The same applies to our own brains and the thoughts we have each day. Allow me to pause here and explain an important difference between thoughts and intrusive thoughts:
We all have thoughts. They come and go quickly, kind of like watching your fruit, vegetables, cereal, and ice cream heading down the conveyor belt at the grocery store. Intrusive thoughts, however, are a different beast. They are the thoughts that come into our brains and get stuck and convince us that something is wrong.
When you experience an intrusive thought, the instinct is to try and push it out of your brain or ignore it because it’s unwanted and sometimes harmful. Can you do me a favor? Can you just take a minute and think about how this strategy works out for you? Go ahead, I’ll wait. What I can tell you is that the more I try to not think about something, the more it gets stuck. So, then what can we do to address these thoughts?
Karen Young with @Hey Sigmund says this about replacing thoughts:
“It’s precious real estate up there in your head, and there’s only so much thinking space our thoughts can occupy. That space can be taken up with negative thoughts or positive thoughts or both. The more negative thoughts there are, the less positive ones there will be. You’ve probably seen way too much evidence of this. The great news is that it also works the other way – the more positive thoughts there are, the less space there is for negative ones to set up camp. This isn’t a passive process though.”

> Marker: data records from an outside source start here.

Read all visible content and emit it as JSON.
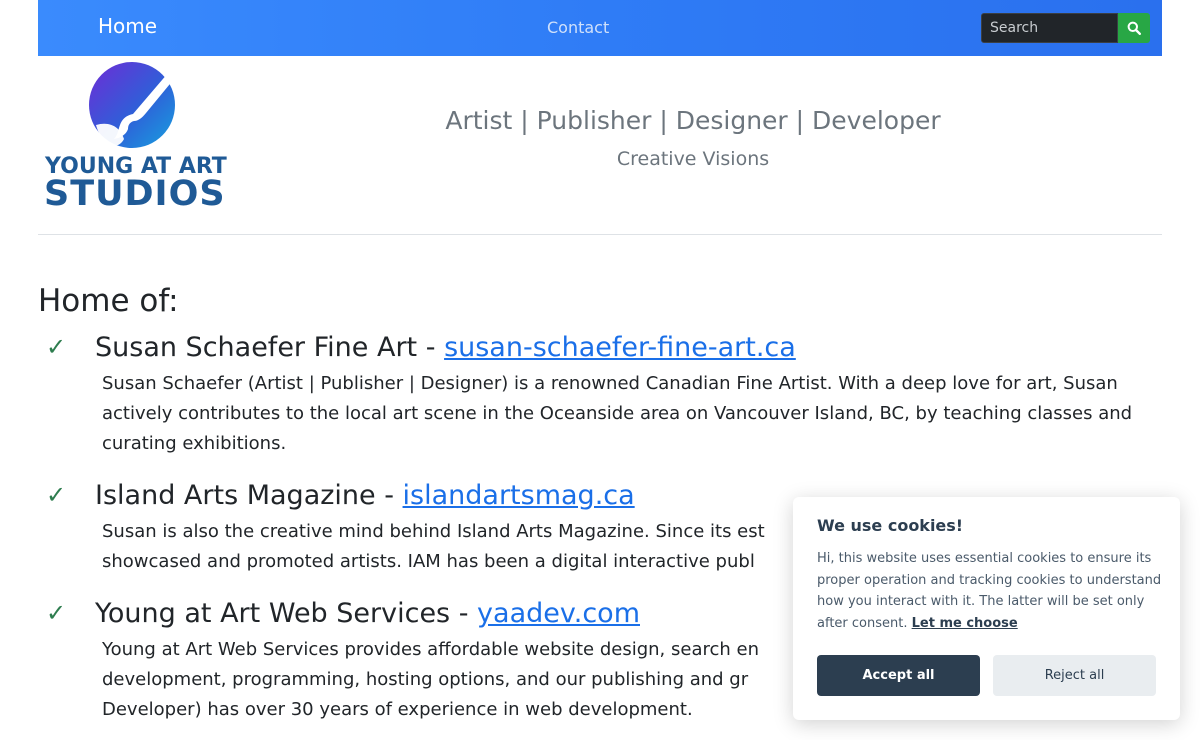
{
  "nav": {
    "home": "Home",
    "contact": "Contact",
    "search_placeholder": "Search"
  },
  "logo": {
    "line1": "YOUNG AT ART",
    "line2": "STUDIOS"
  },
  "header": {
    "tagline": "Artist | Publisher | Designer | Developer",
    "subtagline": "Creative Visions"
  },
  "main": {
    "heading": "Home of:",
    "items": [
      {
        "check": "✓",
        "title": "Susan Schaefer Fine Art - ",
        "link": "susan-schaefer-fine-art.ca",
        "description": "Susan Schaefer (Artist | Publisher | Designer) is a renowned Canadian Fine Artist. With a deep love for art, Susan actively contributes to the local art scene in the Oceanside area on Vancouver Island, BC, by teaching classes and curating exhibitions."
      },
      {
        "check": "✓",
        "title": "Island Arts Magazine - ",
        "link": "islandartsmag.ca",
        "description": "Susan is also the creative mind behind Island Arts Magazine. Since its est showcased and promoted artists. IAM has been a digital interactive publ"
      },
      {
        "check": "✓",
        "title": "Young at Art Web Services - ",
        "link": "yaadev.com",
        "description": "Young at Art Web Services provides affordable website design, search en development, programming, hosting options, and our publishing and gr Developer) has over 30 years of experience in web development."
      }
    ]
  },
  "cookie": {
    "title": "We use cookies!",
    "text": "Hi, this website uses essential cookies to ensure its proper operation and tracking cookies to understand how you interact with it. The latter will be set only after consent. ",
    "link": "Let me choose",
    "accept": "Accept all",
    "reject": "Reject all"
  },
  "colors": {
    "navbar": "#2f7cf6",
    "search_button": "#28a745",
    "link": "#1a6fe8",
    "logo": "#1f5a96",
    "cookie_accept": "#2c3e50"
  },
  "icons": {
    "search": "search-icon",
    "check": "check-icon",
    "logo": "brush-logo-icon"
  }
}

What she means is that this takes effort and doesn’t happen overnight. Deciding what will take up space in your brain is a process that takes time. Even when you’ve developed this skill, negative thoughts may still pop up from time to time, but with more practice they will move through your mind more quickly.
It’s important to remember that sometimes intrusive thoughts that create feelings like fear or anxiety may be trying to tell us something.
“We humans are designed to pay more attention to threats and negative information than to positive information. This is because for our survival, it’s more important that we’re aware of the things that could hurt us than the things that could make us happy.”
Mindfulness works differently, though. This strategy doesn’t attempt to change the thought but notices it, nonjudgmentally, and allows it to just be. Jon Kabat Zinn reminds us:
“Mindfulness means paying attention in a particular way: on purpose, in the present moment, and without judgment.” The last part of that definition, non-judgment, means letting go of the automatic judgments that arise in your mind with every experience you have.”
Before ending, I want to clarify – I am not saying “always be positive,” because we know the potential determinants of toxic positivity. What I am saying is notice your thoughts, decide if it is realistic and/or helpful and if not, decide to make a change about how to hold your thoughts. Trying different strategies can help determine which works best for you.